La parentela estetica con Sean Baker – qui non a caso montatore e co-sceneggiatore - è evidente. Come in The Florida Project, il realismo con gli occhi dell’infanzia non addolcisce il mondo, lo riallinea. Il montaggio è lo strumento che percuote e aggiusta: scatti, tagli, micro-azioni che diventano esperienza sensoriale. Lo scatto di I-Jing verso la bancarella, il cuore che accelera, la faccia stravolta da quella rivelazione che la realtà può - e spesso è - un’altra cosa rispetto alla trasognata e ingenua visione dei bambini. E come in Tangerine, la città è organismo economico che macina vite ai margini: la madre Chu-Fen stringe i denti tra spese impreviste (il funerale del marito) e scadenze improrogabili (l’affitto del bancone di noodles); I-Ann diventa “betel nut beauty” (sono le giovani donne che, vestite in modo appariscente e seducente, vendono noci di betel da chioschi illuminati al neon lungo le strade) in un teatro al neon di desideri tristi e contratti impliciti. Rispetto a Baker, Tsou cerca meno attrito e trova più tenerezza osservativa. Il suo cinema non cerca la “grana” della sopravvivenza ma la luce nascosta dei legami.

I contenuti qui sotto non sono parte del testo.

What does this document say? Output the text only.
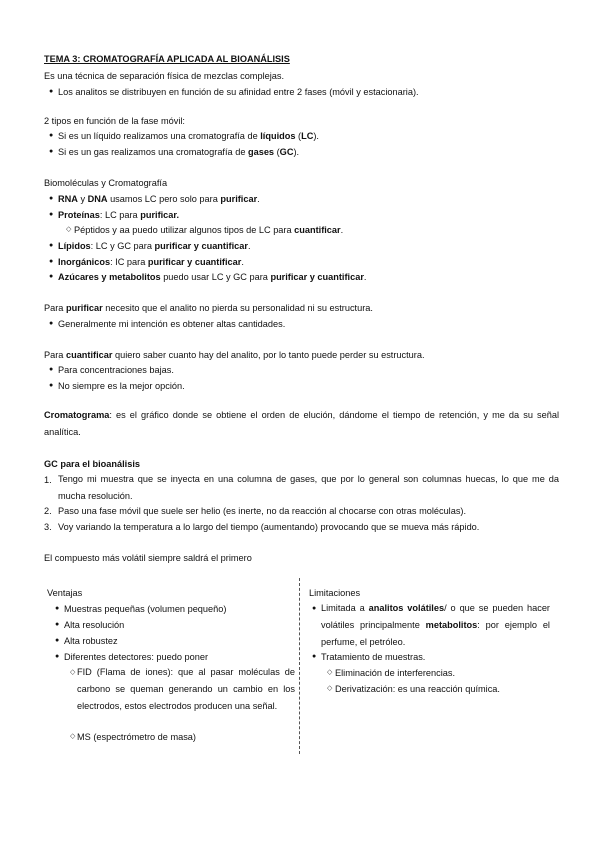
TEMA 3: CROMATOGRAFÍA APLICADA AL BIOANÁLISIS
Es una técnica de separación física de mezclas complejas.
● Los analitos se distribuyen en función de su afinidad entre 2 fases (móvil y estacionaria).
2 tipos en función de la fase móvil:
● Si es un líquido realizamos una cromatografía de líquidos (LC).
● Si es un gas realizamos una cromatografía de gases (GC).
Biomoléculas y Cromatografía
● RNA y DNA usamos LC pero solo para purificar.
● Proteínas: LC para purificar.
◇ Péptidos y aa puedo utilizar algunos tipos de LC para cuantificar.
● Lípidos: LC y GC para purificar y cuantificar.
● Inorgánicos: IC para purificar y cuantificar.
● Azúcares y metabolitos puedo usar LC y GC para purificar y cuantificar.
Para purificar necesito que el analito no pierda su personalidad ni su estructura.
● Generalmente mi intención es obtener altas cantidades.
Para cuantificar quiero saber cuanto hay del analito, por lo tanto puede perder su estructura.
● Para concentraciones bajas.
● No siempre es la mejor opción.
Cromatograma: es el gráfico donde se obtiene el orden de elución, dándome el tiempo de retención, y me da su señal analítica.
GC para el bioanálisis
1. Tengo mi muestra que se inyecta en una columna de gases, que por lo general son columnas huecas, lo que me da mucha resolución.
2. Paso una fase móvil que suele ser helio (es inerte, no da reacción al chocarse con otras moléculas).
3. Voy variando la temperatura a lo largo del tiempo (aumentando) provocando que se mueva más rápido.
El compuesto más volátil siempre saldrá el primero
Ventajas
● Muestras pequeñas (volumen pequeño)
● Alta resolución
● Alta robustez
● Diferentes detectores: puedo poner
◇ FID (Flama de iones): que al pasar moléculas de carbono se queman generando un cambio en los electrodos, estos electrodos producen una señal.
◇ MS (espectrómetro de masa)
Limitaciones
● Limitada a analitos volátiles/ o que se pueden hacer volátiles principalmente metabolitos: por ejemplo el perfume, el petróleo.
● Tratamiento de muestras.
◇ Eliminación de interferencias.
◇ Derivatización: es una reacción química.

Senza rinunciare ad affondare il bisturi: l’umanità dei vicini di banco fa da contraltare alla falsa coscienza dei familiari stretti, dove affetto, debito e rancore si barattano a tasso variabile. L’affresco sociale è in miniatura ma netto: tre generazioni - nonna, madre, figlie - che contrattano capitale emotivo ed economico passando di mano.
Fino al gran finale, quando nascosto e apparente confliggono nella più classica reunion familiare (la festa per i 60 anni della matriarca) e tutto deflagra nel visibile, irresistibile momento da Segreti e bugie, con picchi di umorismo e di ferocia. Il melodramma arriva e squassa l’equilibrio in una delle scene-madri più belle dell’anno. I fili si annodano: protezione e colpa, denaro e fragilità, affetto e rancore. Tsou non ama il virtuosismo, segue le traiettorie del modo che qui e ora accede al visibile, lasciando emergere il non detto nello spazio tra i corpi. Il teatro è sociale, il cuore in camera.


Resta da dire ancora della voracità delle immagini- grandangoli che “divorano” il notturno di Taipei, l’iPhone non più strumento di rottura, ma parte integrante della sintassi visiva del nuovo realismo urbano - e una fiducia rara nell’ironia come anticorpo. Se qualcosa scricchiola è il tempo, non lo sguardo. Le rivelazioni si condensano troppo, le conseguenze non hanno il tempo di respirare. Lo sguardo però è chiarissimo: dignità dei margini, infanzia come misura del mondo, città come specchio incrinato in cui, a lampi, l’amore ritrova profilo. Tsou non imita Baker: dialoga con lui da pari, anche inscrittura. E la città risponde.